Securities registered pursuant to Section 12(b) of the Act:

Title of each class Trading Symbol Name of each exchange on which registered
Class A Common stock, par value $0.00001 per share SEMR The New York Stock Exchange

Indicate by check mark whether the registrant is an emerging growth company as defined in Rule 405 of the Securities Act of 1933 (17 CFR §230.405) or Rule 12b-2 of the Securities Exchange Act of 1934 (17 CFR §240.12b-2).

Emerging growth company x

If an emerging growth company, indicate by check mark if the registrant has elected not to use the extended transition period for complying with any new or revised financial accounting standards provided pursuant to Section

13(a) of the Exchange Act. ¨

Item 8.01. Other Events.

As previously disclosed in its final prospectus dated March 24, 2021, the Company completed its initial public offering (the "IPO") of 10,000,000 shares of its Class A common stock, par value $0.00001 per share (the "Common Stock"), at a price to the public of $14.00 per share on March 24, 2021. The gross proceeds to the Company from the IPO were $140,000,000, before deducting underwriting discounts and commissions and estimated offering expenses payable by the Company. Pursuant to an underwriting agreement by and between the Company and Goldman Sachs & Co. LLP, J.P. Morgan Securities LLC, and Jefferies LLC, as representatives of the several underwriters (the “ Underwriters ”), the Company granted the Underwriters an option to purchase up to an additional 1,500,000 shares of Common Stock solely to cover over-allotments, if any.
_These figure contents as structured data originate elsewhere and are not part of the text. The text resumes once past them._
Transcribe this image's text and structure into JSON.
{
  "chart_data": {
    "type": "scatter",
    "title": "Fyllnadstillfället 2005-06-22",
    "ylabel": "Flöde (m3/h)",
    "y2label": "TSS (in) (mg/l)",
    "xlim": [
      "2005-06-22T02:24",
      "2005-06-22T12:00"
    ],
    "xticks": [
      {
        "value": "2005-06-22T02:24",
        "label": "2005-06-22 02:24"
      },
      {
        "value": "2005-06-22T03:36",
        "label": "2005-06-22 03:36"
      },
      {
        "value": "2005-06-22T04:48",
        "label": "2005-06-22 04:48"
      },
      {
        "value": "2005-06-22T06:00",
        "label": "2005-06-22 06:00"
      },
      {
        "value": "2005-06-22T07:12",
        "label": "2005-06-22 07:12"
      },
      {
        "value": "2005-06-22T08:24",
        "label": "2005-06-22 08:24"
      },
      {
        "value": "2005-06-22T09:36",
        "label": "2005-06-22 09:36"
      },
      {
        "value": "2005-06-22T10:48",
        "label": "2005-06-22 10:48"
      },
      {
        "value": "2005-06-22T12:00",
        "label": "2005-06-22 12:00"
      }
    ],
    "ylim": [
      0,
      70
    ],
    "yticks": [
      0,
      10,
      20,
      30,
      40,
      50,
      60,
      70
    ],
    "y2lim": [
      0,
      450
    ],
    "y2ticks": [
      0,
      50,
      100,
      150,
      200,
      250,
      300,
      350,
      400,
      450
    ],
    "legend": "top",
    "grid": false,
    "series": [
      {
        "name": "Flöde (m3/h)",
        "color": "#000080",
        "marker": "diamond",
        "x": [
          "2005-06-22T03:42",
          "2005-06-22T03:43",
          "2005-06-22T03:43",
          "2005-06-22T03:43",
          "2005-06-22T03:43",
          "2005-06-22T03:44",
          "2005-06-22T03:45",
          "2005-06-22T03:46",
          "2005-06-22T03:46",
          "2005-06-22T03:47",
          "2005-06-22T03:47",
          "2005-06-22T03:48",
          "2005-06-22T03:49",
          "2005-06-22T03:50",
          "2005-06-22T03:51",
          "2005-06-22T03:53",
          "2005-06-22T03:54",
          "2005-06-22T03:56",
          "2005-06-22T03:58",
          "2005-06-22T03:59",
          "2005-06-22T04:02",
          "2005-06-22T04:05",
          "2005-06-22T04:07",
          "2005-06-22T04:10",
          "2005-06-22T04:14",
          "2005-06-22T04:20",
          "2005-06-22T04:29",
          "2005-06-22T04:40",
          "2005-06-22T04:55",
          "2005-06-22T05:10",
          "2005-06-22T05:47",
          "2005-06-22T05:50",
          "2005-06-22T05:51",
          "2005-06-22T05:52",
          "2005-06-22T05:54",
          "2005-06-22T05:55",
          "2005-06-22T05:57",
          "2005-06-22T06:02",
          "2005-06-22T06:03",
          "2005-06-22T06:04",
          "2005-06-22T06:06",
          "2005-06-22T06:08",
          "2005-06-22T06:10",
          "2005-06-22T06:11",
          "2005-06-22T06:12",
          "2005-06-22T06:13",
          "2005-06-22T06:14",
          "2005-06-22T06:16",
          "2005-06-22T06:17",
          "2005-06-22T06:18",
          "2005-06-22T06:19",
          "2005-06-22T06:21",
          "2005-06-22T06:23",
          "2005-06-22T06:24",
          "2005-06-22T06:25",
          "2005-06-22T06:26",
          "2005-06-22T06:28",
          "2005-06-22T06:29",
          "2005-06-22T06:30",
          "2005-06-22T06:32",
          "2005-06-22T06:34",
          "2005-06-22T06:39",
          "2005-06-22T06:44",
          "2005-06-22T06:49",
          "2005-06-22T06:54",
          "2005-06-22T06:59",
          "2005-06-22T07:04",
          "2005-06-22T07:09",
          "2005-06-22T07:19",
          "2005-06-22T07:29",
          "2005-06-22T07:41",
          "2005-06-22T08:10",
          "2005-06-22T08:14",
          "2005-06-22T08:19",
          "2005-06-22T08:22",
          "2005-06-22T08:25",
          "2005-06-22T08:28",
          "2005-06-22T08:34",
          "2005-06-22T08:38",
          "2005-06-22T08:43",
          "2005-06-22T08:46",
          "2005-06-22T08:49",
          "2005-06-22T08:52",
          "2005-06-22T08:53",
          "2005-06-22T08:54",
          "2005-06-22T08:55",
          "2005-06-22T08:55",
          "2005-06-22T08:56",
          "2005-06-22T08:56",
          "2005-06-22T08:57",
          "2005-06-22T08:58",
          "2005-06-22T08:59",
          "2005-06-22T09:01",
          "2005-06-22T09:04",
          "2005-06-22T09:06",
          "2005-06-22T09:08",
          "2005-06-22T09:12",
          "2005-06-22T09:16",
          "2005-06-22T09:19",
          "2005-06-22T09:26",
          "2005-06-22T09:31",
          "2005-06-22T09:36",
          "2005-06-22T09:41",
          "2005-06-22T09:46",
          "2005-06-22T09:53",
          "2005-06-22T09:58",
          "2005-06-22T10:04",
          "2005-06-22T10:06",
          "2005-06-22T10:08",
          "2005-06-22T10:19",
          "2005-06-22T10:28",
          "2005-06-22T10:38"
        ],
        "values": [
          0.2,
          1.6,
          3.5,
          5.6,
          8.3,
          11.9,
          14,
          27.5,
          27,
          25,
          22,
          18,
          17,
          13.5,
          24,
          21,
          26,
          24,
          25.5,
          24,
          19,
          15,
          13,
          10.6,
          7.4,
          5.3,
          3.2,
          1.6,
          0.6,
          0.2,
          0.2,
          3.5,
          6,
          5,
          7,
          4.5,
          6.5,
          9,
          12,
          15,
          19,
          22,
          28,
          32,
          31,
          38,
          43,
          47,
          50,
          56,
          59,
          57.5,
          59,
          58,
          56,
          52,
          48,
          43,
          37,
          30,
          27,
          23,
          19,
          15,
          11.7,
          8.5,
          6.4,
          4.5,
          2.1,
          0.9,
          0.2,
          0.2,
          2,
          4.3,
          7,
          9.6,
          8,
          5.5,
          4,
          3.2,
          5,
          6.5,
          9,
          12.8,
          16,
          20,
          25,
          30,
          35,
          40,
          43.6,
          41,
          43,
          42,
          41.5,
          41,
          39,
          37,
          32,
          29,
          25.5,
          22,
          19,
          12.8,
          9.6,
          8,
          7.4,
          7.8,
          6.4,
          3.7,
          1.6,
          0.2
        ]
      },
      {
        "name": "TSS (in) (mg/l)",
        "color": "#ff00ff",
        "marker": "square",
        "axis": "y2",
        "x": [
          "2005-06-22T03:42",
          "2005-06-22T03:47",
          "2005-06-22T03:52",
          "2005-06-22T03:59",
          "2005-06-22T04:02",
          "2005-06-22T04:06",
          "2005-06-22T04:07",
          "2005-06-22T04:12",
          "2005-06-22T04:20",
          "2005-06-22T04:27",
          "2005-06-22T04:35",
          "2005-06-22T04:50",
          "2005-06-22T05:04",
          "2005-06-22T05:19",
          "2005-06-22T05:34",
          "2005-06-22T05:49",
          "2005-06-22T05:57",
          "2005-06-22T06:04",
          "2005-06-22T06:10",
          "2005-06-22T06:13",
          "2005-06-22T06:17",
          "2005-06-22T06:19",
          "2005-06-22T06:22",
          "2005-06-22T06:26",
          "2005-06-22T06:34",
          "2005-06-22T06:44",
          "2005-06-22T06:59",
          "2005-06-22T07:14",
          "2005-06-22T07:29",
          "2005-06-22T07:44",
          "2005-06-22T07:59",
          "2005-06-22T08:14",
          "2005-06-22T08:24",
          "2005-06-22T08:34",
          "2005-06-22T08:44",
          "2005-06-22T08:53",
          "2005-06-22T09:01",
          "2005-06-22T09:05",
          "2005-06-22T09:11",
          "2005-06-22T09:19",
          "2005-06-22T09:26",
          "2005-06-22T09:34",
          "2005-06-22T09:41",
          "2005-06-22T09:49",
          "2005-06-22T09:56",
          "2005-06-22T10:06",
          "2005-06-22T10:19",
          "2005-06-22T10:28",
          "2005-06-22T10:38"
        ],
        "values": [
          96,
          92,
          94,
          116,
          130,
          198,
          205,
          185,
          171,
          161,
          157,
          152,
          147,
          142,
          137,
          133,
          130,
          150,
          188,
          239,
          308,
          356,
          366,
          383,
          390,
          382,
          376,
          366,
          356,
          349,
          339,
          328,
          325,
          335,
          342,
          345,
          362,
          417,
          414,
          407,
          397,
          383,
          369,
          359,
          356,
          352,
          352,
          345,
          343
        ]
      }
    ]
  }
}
Subsequently, on April 20, 2021, the Underwriters partially exercised their over-allotment option, and the closing of the issuance and sale of the additional 719,266 shares of Common Stock (the “ Over-Allotment Closing ”) occurred on April 23, 2021, resulting in additional gross proceeds to the Company of approximately $10.07 million, less underwriting discounts and commissions.

On April 26, 2021, the Company issued a press release announcing the Over-Allotment Closing. The press release is attached as Exhibit 99.1 to this report and is incorporated herein by reference.

Item 9.01. Financial Statements and Exhibits .

(d) Exhibits

Exhibit No. Description
99.1 Press Release of S em rush Holdings, Inc ., dated April 26, 2021

SIGNATURES

Pursuant to the requirements of the Securities Exchange Act of 1934, the registrant has duly caused this report to be signed on its behalf by the undersigned hereunto duly authorized.